The way to reduce costs while maintaining or improving quality is to raise productivity. The best way to do that is to incentivize behavior by those closest to the problem: the patients and their doctors.

The state should consider offering an alternative to current MCO plans. This is a health savings account coupled with a high-deductible insurance plan. This would allow patients to use part of the health savings account to pay the fees of a direct primary-care practice. The state should review and change regulations and laws to make it easier for primary-care physicians to establish direct primary-care practices.

Why this will work

• Already the prevalence of health savings accounts/high deductible plans in the private sector is bending the cost curve down among providers. The state of Delaware provides health care for about 25 percent of the population through Medicaid/CHIPS alone. A shift of even part of this population will have a strong impact on the health-care market.

• A concern about health savings accounts is that patients will forgo necessary preventative visits. Membership in a direct primary practice solves this problem. Patients pay a fixed monthly fee for access to a primary-care practice, which includes routine visits and tests (e.g., strep), telephone or online consultations, etc.

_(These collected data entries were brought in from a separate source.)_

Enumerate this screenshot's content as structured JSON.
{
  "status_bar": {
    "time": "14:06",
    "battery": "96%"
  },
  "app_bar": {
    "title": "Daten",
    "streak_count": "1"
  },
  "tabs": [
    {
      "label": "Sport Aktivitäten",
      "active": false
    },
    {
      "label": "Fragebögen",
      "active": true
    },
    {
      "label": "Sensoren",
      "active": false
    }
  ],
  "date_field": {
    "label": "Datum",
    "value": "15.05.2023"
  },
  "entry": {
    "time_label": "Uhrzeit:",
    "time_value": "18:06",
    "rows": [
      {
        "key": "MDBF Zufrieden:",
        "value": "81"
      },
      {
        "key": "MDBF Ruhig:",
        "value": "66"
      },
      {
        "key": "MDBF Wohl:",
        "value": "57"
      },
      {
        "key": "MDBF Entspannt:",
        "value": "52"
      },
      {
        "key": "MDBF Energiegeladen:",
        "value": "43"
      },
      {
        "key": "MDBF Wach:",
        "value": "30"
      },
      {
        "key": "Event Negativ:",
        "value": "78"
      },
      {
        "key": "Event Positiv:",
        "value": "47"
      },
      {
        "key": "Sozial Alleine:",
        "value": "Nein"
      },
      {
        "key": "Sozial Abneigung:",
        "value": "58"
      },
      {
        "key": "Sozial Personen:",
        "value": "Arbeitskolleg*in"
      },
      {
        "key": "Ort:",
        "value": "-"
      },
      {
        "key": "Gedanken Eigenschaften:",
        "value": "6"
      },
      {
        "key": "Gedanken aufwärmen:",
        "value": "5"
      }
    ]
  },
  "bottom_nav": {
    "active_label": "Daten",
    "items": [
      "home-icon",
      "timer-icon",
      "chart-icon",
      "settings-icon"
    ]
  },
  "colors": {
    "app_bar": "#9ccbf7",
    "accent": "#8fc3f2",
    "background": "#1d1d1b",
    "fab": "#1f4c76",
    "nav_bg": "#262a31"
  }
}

• Patients’ incentives are to find a direct primary-care practice that helps them conserve funds in the health savings accounts. Primary-care practices can be enlisted to shop for low-cost care (e.g., imaging). Patients with chronic conditions, like diabetes, are more likely to adhere to treatment and avoid complications. Studies show that cost savings can be double the annual cost of the fee.

Potential drawbacks

• There will be patients who are not capable of managing a heath savings account. However, there is likely to be a learning curve as patients learn from those with experience with the program. Physician practices will also have an incentive to educate patients who could benefit from the program. Thirdly, when a large enough portion of patients become price sensitive, providers will respond, even if some patients remain price-insensitive.

• Patients lack price and quality information. This can be corrected by passing a law that providers must post an initial consultation fee for cash-paying patients and that they must provide estimates of the cost of additional services, unless the patient signs a waiver (for non-emergency, routine care). Other states require this. Delaware is lagging here.

Why this is better

• The state contracts with managed-care organizations that in turn negotiate with the providers. The incentives appear to be similar to that of health maintenance organizations and are likely to fail for the same reasons: patient dissatisfaction/failure to adhere. The benefits received by individual physicians are likely too low relative to significant downside risks (e.g., litigation) of limiting care.

• The combination of direct primary care, health savings accounts and high-deductible insurance aligns the incentives of both doctors and patients, who are the most able to make cost-effective decisions.

• The paperwork burden is reduced for primary-care doctors (absorbing up to 40 percent of time) freeing up time and improving retention. This increases the supply of their services.


Stacie Beck, Ph.D., taught economics for 30 years at the University of Delaware, published in the areas of finance, international economics and macroeconomics, and worked on various public policy issues in conjunction with the Caesar Rodney Institute. She received her doctorate from the University of Pennsylvania.